Nupur Gupta, founder of consultancy Crack the MBA, chimed in: “I think Diana, Barbara and Petia have shared excellent perspectives. I second those. Most of these departures are of folks who have been in their roles for sometime. So it’s time for them to do what they were helping MBA students do — reinvent themselves and grow themselves. Will miss these people so much, especially at our AIGAC conference next year.”
‘HEADS SOMETIMES ROLL IN ADMISSIONS’
Linda Abraham, founder of consultancy Accepted, sparks the LinkedIn discussion about the reasons for so many high-profile departures. She tells P&Q that “I think the reasons are many and varied as indicated by the discussion on LI.”
The biggest one? Admissions directors may believe that “greener pastures” await elsewhere.
“Perhaps the pay is better outside academia than inside academia,” Abraham says. “Given that admissions directors work very hard, they may figure that they might as well make more money if they’re going to work hard or can work less.” The resumption of work travel may also be unwelcome after so much time at home with family, she adds.
“In my many years interviewing and meeting with admissions directors, I’ve been impressed with how very hard they work,” Abraham says. “They work many nights and weekends. Due to travel demands and occasional evening presentations/events, they are also frequently away from family during family time.

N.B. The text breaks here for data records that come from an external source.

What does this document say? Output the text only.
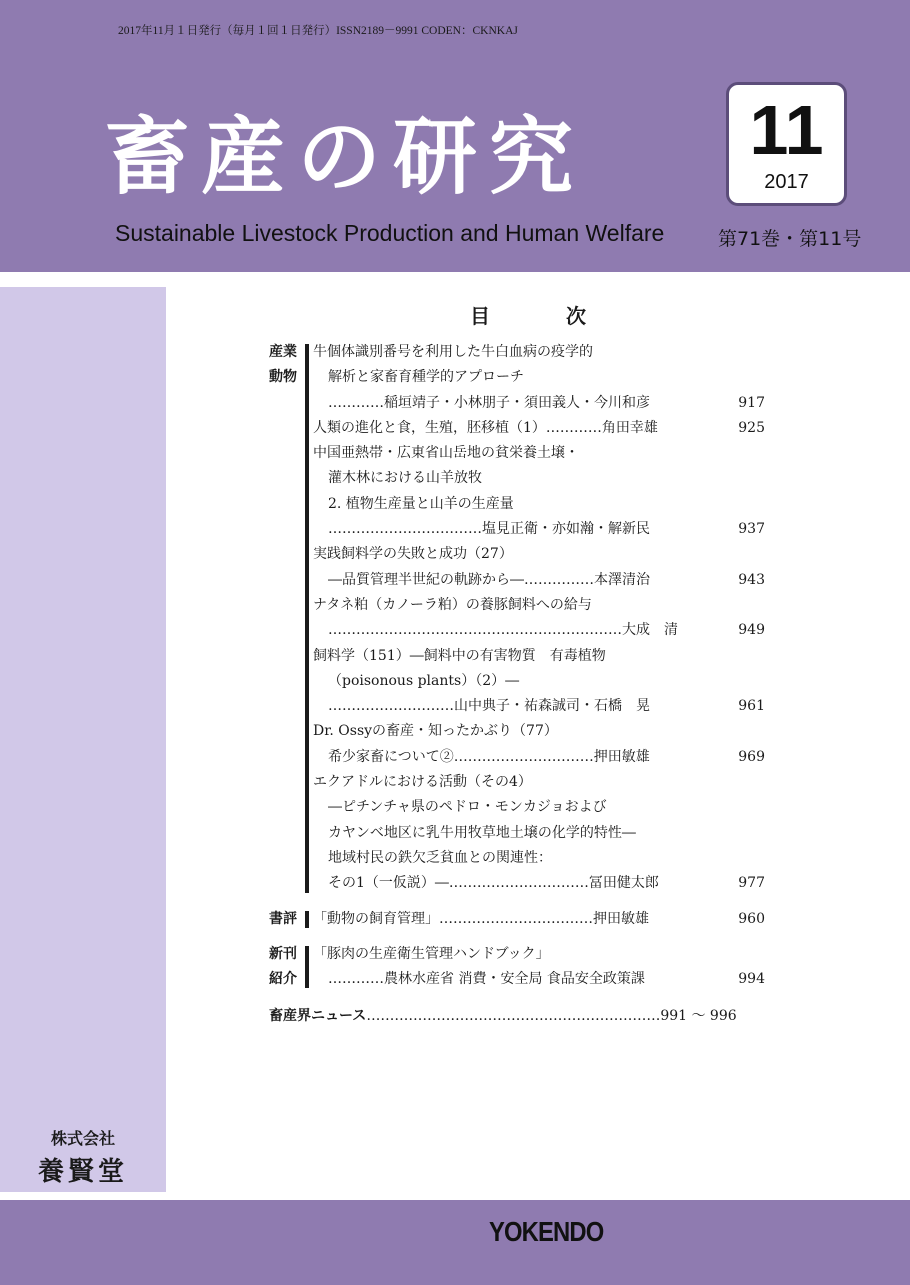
2017年11月１日発行（毎月１回１日発行）ISSN2189－9991 CODEN：CKNKAJ
畜産の研究
Sustainable Livestock Production and Human Welfare
11
2017
第71巻・第11号
株式会社
養賢堂
YOKENDO
目　次
産業
動物
牛個体識別番号を利用した牛白血病の疫学的
解析と家畜育種学的アプローチ
…………稲垣靖子・小林朋子・須田義人・今川和彦	917
人類の進化と食，生殖，胚移植（1）…………角田幸雄	925
中国亜熱帯・広東省山岳地の貧栄養土壌・
灌木林における山羊放牧
2. 植物生産量と山羊の生産量
……………………………塩見正衛・亦如瀚・解新民	937
実践飼料学の失敗と成功（27）
―品質管理半世紀の軌跡から―……………本澤清治	943
ナタネ粕（カノーラ粕）の養豚飼料への給与
………………………………………………………大成　清	949
飼料学（151）―飼料中の有害物質　有毒植物
（poisonous plants）（2）―
………………………山中典子・祐森誠司・石橋　晃	961
Dr. Ossyの畜産・知ったかぶり（77）
希少家畜について②…………………………押田敏雄	969
エクアドルにおける活動（その4）
―ピチンチャ県のペドロ・モンカジョおよび
カヤンベ地区に乳牛用牧草地土壌の化学的特性―
地域村民の鉄欠乏貧血との関連性：
その1（一仮説）―…………………………冨田健太郎	977
書評	「動物の飼育管理」……………………………押田敏雄	960
新刊
紹介
「豚肉の生産衛生管理ハンドブック」
…………農林水産省 消費・安全局 食品安全政策課	994
畜産界ニュース………………………………………………………991 ～ 996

Some, especially after the pandemic, may not want to return to the lives they led before the pandemic.”
Among other possible contributing factors, she says, is the fact that the decline in MBA applications may have prompted some to resign before being fired — even though the drop-off is largely systemic in nature, a result of the strong economy in 2021 and 2022.
“Heads sometimes roll in admissions when application volume goes down,” Abraham says. “Some directors may feel ‘blamed’ for the decline in volume at their school and have decided it’s time to move on before the ax falls.
“Universities are very bureaucratic institutions with lots of stakeholders and bosses that have to be satisfied. Politics exists. It can become tiresome.”
‘WHAT ELSE IS OUT THERE?’
Betsy Massar, founder of Master Admissions, agrees that post-Covid many are reassessing their career trajectories.
“I do think that in the post-pandemic era, a lot of people are rethinking what they are doing,” she says. “Now that this enormous shock to the system is largely behind us, at least for the moment, people are reevaluating where they want to go and what they want to do. Forget the ‘great resignation’ and quiet quitting, it’s more like: what else is out there?
“Also I think there is a sense that people can be more mobile now that we all figured out how to do remote working. That opens up a whole new range of possibilities for people with partners, families, and other attachments. So why not explore and take advantage?”